When officers in riot gear formed a line, one agitator walked up to them and got in their faces, he said. Some protesters shouted expletives. A former Black Panther, Abdul-Samad knows some of the city's troublemakers, but says these instigators were not them: "That was a red flag." He also knows the smell of weed, and says it was pungent on some of them.
Arriving on the scene when rocks were being thrown, I pleaded, to no avail, with some of the throwers to stop. Then, when a line of police down the street began advancing in riot gear with a tank, I feared what I'd seen in Ferguson, Missouri, in 2014 would repeat itself in shots being fired. So I did something my journalism professors taught us never to do -- insert myself into a news situation -- by getting between police and the crowd, and pleading with police not to advance.
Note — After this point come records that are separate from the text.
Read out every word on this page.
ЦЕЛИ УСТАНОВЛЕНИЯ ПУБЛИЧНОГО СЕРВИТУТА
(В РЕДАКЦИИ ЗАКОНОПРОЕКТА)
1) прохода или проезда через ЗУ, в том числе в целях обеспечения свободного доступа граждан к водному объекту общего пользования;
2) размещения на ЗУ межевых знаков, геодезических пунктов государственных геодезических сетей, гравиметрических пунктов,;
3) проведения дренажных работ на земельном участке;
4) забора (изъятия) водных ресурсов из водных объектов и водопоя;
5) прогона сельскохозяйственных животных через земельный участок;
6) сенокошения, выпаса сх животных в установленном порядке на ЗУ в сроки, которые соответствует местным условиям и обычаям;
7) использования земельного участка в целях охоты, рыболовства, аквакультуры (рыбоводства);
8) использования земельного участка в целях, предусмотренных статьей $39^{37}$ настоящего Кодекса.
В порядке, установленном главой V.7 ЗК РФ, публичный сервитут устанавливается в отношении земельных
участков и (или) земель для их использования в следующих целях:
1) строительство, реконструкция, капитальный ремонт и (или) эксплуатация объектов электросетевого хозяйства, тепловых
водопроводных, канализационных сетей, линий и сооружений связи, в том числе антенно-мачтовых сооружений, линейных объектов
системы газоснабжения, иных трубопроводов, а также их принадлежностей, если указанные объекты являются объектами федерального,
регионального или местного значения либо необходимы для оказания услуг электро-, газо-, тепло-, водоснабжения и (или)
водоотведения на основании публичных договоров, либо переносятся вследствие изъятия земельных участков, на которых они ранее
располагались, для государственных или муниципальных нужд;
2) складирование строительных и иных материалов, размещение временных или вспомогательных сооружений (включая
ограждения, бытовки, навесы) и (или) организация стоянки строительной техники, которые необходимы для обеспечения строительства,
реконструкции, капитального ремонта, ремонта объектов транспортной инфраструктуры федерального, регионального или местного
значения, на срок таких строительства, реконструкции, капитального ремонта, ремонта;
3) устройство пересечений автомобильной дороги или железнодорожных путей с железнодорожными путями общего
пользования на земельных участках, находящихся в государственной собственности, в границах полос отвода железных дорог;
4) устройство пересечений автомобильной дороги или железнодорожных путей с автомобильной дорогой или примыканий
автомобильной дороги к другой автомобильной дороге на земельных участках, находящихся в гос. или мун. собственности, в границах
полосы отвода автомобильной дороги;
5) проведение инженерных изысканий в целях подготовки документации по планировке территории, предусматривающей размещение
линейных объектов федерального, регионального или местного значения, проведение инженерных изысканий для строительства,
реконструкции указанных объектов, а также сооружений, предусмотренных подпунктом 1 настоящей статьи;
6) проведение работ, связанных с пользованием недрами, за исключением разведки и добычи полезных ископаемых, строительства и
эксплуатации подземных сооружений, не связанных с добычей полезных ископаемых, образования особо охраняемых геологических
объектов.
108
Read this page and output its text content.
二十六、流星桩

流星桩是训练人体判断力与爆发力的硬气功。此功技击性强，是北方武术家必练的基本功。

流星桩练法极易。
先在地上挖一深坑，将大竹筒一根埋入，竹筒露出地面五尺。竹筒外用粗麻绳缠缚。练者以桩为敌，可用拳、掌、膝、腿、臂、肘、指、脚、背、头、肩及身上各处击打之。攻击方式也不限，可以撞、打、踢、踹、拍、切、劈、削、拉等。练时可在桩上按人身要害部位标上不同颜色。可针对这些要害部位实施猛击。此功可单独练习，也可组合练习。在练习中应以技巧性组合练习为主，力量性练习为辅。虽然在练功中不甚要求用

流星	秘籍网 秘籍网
That was also to no avail.
Later, as things escalated, I was conscious of a white male instigator yelling anti-white insults at another man for trying to get people away. It made me wonder if the agitator was trying to cast aspersions on African-Americans with that language. Then a rock was hurled into a tire shop window. Separately, Abdul-Samad was hit by a brick and a rock in the face and back. Tear gas was fired. Still, Abdul-Samad believes the police showed great restraint.
Asked Saturday whether he thought the instigators were trying to make the legitimate protesters look bad or get in trouble, Abdul-Samad said, "I would bet my money on it."
But he said he has reason for optimism after meeting Saturday morning with the mayor, the governor and the police chief, who were all on the same page and have some positive plans. He wouldn't reveal what those were.
Meanwhile, let's hope those provocateurs, whoever they are, get out of the way and let people heal and get back to the business of seeking justice. As Abdul-Samad rightly observed, "Last night wasn't the way to do it."